What obligations do subject entities have?

Controllers subject to the MODPA are required to:

  • Provide consumers with a reasonably accessible, clear, and meaningful privacy notices including the disclosures required by the MODPA, which are similar to those required under other state privacy laws;
  • Limit the collection of personal data to what is reasonably necessary and proportionate to provide or maintain a specific product or service requested by the consumer;
  • Process personal data only for a purpose reasonably necessary to or compatible with the purposes disclosed to the consumer, unless with the consumer’s prior consent;
  • Provide an effective mechanism for a consumer to revoke the consumer’s consent;
  • Collect, process, or share sensitive data only where strictly necessary to provide or maintain a specific product or service requested by the consumer;
  • Not sell sensitive data;
  • Not process personal data in violation of state or federal laws that prohibit unlawful discrimination;
  • Not sell the personal data of a consumer without the consumer’s consent if the controller knew or should have known the consumer is under 18 years of age;
  • Not discriminate against consumers for exercising their consumer rights under the law;
  • Establish, implement, and maintain reasonable administrative, technical, and physical data security practices to protect the confidentiality, integrity, and accessibility of personal data; and
  • Perform data protection assessments for processing activities that present a heightened risk of harm.

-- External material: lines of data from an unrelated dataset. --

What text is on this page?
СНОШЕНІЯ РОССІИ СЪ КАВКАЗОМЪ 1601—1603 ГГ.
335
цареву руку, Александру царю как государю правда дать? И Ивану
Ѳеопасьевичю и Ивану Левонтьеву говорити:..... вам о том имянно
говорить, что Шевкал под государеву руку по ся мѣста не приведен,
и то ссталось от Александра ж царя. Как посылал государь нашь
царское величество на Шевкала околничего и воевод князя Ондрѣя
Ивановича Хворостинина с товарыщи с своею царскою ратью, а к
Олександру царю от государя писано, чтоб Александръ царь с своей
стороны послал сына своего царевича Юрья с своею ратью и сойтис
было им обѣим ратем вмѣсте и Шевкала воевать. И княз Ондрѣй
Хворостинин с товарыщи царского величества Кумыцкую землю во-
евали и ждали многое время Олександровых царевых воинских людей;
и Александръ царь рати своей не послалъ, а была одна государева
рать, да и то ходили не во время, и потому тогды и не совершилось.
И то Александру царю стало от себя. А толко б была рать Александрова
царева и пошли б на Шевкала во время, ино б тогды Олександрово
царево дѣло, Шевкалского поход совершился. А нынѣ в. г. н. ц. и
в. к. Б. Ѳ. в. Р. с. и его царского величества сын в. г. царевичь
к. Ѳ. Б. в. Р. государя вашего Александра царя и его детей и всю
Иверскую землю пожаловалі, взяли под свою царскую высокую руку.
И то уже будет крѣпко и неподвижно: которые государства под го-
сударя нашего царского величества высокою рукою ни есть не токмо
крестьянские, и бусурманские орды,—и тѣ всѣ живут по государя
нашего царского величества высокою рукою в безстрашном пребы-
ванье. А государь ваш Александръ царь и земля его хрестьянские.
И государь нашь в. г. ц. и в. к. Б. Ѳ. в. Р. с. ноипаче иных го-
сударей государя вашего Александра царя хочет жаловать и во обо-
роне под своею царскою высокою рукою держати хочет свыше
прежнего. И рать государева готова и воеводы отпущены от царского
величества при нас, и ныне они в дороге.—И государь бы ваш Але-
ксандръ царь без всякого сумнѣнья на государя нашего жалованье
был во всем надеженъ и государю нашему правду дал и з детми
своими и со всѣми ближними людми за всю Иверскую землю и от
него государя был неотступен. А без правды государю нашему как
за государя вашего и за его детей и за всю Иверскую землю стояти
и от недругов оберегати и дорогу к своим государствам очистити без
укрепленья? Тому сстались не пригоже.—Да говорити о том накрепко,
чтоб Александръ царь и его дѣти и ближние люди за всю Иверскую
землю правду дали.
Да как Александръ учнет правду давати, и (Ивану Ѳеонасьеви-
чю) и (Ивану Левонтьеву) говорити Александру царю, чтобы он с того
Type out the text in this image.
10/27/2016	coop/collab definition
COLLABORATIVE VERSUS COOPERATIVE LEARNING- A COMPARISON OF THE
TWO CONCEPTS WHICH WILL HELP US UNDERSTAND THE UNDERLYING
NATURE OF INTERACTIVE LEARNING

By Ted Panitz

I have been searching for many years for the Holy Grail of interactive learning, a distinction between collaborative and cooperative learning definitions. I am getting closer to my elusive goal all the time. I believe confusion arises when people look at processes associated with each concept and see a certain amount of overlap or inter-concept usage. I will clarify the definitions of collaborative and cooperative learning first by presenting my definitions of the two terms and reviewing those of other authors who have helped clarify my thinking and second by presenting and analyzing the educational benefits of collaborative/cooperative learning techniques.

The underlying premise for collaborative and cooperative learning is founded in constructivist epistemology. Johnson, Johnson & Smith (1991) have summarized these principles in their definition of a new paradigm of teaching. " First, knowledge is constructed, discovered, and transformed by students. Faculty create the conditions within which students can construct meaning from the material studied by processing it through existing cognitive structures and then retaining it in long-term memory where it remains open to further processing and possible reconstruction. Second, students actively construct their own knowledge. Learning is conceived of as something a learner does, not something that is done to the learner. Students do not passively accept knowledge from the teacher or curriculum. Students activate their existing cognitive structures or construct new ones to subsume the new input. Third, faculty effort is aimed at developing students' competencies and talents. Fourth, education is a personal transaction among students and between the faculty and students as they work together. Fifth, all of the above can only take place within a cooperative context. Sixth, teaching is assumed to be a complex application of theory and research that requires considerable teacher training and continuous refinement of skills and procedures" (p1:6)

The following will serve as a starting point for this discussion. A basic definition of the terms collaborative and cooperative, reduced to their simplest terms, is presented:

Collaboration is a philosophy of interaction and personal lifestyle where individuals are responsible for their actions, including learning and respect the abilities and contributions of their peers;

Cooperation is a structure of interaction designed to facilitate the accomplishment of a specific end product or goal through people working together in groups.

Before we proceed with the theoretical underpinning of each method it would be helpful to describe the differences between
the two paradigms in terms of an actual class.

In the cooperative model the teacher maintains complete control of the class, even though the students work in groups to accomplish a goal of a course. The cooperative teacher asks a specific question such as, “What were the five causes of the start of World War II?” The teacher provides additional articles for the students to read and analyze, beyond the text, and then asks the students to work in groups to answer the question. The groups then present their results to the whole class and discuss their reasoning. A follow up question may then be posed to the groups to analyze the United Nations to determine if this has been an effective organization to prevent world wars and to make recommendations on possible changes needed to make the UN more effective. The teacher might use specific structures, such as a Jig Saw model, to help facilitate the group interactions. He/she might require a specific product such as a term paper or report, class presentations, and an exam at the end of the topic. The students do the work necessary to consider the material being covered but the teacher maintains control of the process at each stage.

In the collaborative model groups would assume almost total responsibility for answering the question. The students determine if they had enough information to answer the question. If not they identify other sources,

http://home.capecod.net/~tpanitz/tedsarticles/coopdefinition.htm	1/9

Maryland’s prohibition on: (i) the sale of sensitive data; and (ii) collection and processing except as strictly necessary to provide a product or service to the consumer, is one of the most restrictive to date, and requires particular consideration for organizations in their use of cookies and other tracking technologies due to the broad interpretation of what is considered a “sale” under state privacy laws similar to the MODPA.

What rights do individuals have?

Like other state privacy laws to date, the MODPA provides consumers certain rights. Note, that the definition of  “consumers” is limited to residents of Maryland and does not include individuals acting in a business or employment context.

Consumers have the right to:

  • Confirm whether a controller is processing the consumer’s personal data, and access such data if so;
  • Correct inaccuracies in the consumer’s personal data;
  • Require a controller to delete personal data provided by, or obtained about, the consumer unless retention of the personal data is required by law;
  • Data portability when data processing is done through automated means;
  • Obtain a list of the categories of third parties to which the controller has disclosed the consumer’s personal data;
  • Opt out of: (i) targeted advertising; (ii) the sale of personal data; and (iii) profiling in furtherance of automated decisions that produce legal or similarly significant effects concerning the consumer; and
  • Appeal rights requests that have not been fulfilled.

With each state privacy law introduced, organizations must reevaluate the core principles of their privacy programs, as well as the nuanced measures required by variations in this myriad of laws. Regardless of where an organization is located, consideration of the MODPA and other state privacy laws can better position your organization to navigate the rapidly changing privacy environment while aligning with your core business objectives.